Intuitively, the expected value of the distribution is something like its 'center of mass': a point where half the weight of the distribution is on one side, and half is on the other side.
The first part of this is correct, it is a center of mass. But beware about how you interpret that; you can't just say "half the mass is each side".
If this reasoning is right (I thought to myself), then this point should be identical to the point where the cumulative distribution function is equal to .50. Why? Well, because at the X value where the CDF is .5, a random variable has 50% change of being less than X and a 50% chance of being greater than X-- that is, X is the point where half the weight of the distribution lies on either side.
No, that's the median. They'll be the same when the distribution is symmetric (assuming the mean exists at all, naturally), but when it's non-symmetric, the two rarely* coincide.
* some people mistakenly assert 'never'. It's unusual, but possible
The moment has two components - the sign (which side you're on) and the magnitude - how far away you are. It's not sufficient to say there are the same fraction on either side**, so we must be at the mean - it depends on how far away they are.
**(or the same number of values on either side for a sample)
Consider a sample, like 1,2,18 (or a distribution with 1/3 probability at each point, it doesn't matter). Let's take "2" as being our candidate for the mean - after all, by your logic, there's the same proportion either side, so they should balance, right?
But the thing is, by putting a value 16 units above the proposed mean, it exerts 16 times the moment (in the physical sense) as the value one unit below it - just as a person sitting at the far end of a see-saw doesn't balance someone of the same weight sitting partway along the other arm:
So it's not having half the distribution either side that determine the mean.
However, if you weight those proportions by their distance you will get the balance you're thinking of (quite literally - take a very light, stiff rod and hang identical weights at 1, 2 and 18 distance units along the rod and find where they balance ... which will be at 7 units. If you work out the signed distances (-6,-5,+11) you can see they balance out.

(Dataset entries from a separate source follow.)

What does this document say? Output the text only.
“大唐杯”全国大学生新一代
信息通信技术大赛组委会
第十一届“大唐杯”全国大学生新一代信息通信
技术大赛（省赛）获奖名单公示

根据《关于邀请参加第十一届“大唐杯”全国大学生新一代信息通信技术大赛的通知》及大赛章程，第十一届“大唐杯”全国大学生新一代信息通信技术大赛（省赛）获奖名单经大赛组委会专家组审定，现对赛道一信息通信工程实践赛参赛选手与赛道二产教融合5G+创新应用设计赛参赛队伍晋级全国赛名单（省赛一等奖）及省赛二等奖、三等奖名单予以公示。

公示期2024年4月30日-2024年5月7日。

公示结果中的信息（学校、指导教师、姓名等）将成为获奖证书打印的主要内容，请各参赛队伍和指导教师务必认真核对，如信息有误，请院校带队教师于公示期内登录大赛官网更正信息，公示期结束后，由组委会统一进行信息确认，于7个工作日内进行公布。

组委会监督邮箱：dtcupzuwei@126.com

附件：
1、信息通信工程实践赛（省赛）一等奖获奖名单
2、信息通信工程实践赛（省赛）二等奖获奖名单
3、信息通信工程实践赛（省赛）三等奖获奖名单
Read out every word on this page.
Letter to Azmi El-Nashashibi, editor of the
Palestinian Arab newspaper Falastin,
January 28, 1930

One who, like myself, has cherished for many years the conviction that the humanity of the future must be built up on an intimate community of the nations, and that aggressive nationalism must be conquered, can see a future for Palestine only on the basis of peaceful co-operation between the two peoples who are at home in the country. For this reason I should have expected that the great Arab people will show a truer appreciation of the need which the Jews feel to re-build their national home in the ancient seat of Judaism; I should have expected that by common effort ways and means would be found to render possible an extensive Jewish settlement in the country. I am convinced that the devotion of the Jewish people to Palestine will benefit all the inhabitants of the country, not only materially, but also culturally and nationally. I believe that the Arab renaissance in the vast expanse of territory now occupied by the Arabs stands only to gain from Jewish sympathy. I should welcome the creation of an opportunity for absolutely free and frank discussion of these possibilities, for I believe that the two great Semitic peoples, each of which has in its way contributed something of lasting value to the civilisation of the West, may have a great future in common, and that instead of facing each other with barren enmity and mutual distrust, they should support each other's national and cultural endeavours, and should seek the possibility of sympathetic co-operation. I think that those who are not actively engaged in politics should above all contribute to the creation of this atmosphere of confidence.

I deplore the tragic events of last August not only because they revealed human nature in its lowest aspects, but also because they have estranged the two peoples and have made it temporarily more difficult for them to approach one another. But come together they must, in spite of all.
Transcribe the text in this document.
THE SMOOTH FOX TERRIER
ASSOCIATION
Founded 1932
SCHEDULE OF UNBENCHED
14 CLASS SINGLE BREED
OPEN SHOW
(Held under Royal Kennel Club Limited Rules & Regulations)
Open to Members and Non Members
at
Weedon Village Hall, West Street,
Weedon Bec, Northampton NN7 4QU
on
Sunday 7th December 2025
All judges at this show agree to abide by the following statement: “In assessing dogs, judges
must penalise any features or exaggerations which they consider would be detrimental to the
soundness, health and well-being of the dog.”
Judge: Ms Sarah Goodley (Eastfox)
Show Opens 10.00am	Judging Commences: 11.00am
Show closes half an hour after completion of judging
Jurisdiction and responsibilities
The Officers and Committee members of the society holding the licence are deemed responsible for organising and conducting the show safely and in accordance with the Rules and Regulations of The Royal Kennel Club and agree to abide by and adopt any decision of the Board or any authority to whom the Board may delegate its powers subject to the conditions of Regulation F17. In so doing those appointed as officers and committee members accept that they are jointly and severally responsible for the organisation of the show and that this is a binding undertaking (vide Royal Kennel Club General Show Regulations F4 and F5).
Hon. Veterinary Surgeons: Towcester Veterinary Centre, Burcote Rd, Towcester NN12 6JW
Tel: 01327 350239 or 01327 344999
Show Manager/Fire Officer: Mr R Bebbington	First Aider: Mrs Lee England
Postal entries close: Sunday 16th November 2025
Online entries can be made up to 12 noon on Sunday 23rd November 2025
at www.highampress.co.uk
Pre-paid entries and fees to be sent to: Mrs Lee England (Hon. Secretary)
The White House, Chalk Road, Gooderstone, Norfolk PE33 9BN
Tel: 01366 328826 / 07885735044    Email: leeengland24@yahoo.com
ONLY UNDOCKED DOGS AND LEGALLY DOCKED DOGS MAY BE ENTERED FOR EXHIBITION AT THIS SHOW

If you check various distributions on Wikipedia, you'll find that typically for asymmetric distributions the mean and the median differ.
Indeed, the difference between them is used as the basis of a measure of skewness (with appropriate rescaling) - the second Pearson skewness measure.
Another note about your question: when you say "the expected value of $f(X)$", you misspeak. You intend to say "the expected value of $X$, where $X$ has density $f$". The expected value of a continuous $X$ is $\int x\,f(x) dx$. The expected value of $f(X)$, on the other hand is the expected value of the transformed random variable $Y=f(X)$, which by the law of the unconscious statistician is $\int f(x).f(x) dx$. That's a different object altogether. Just stick with "the expected value of $X$".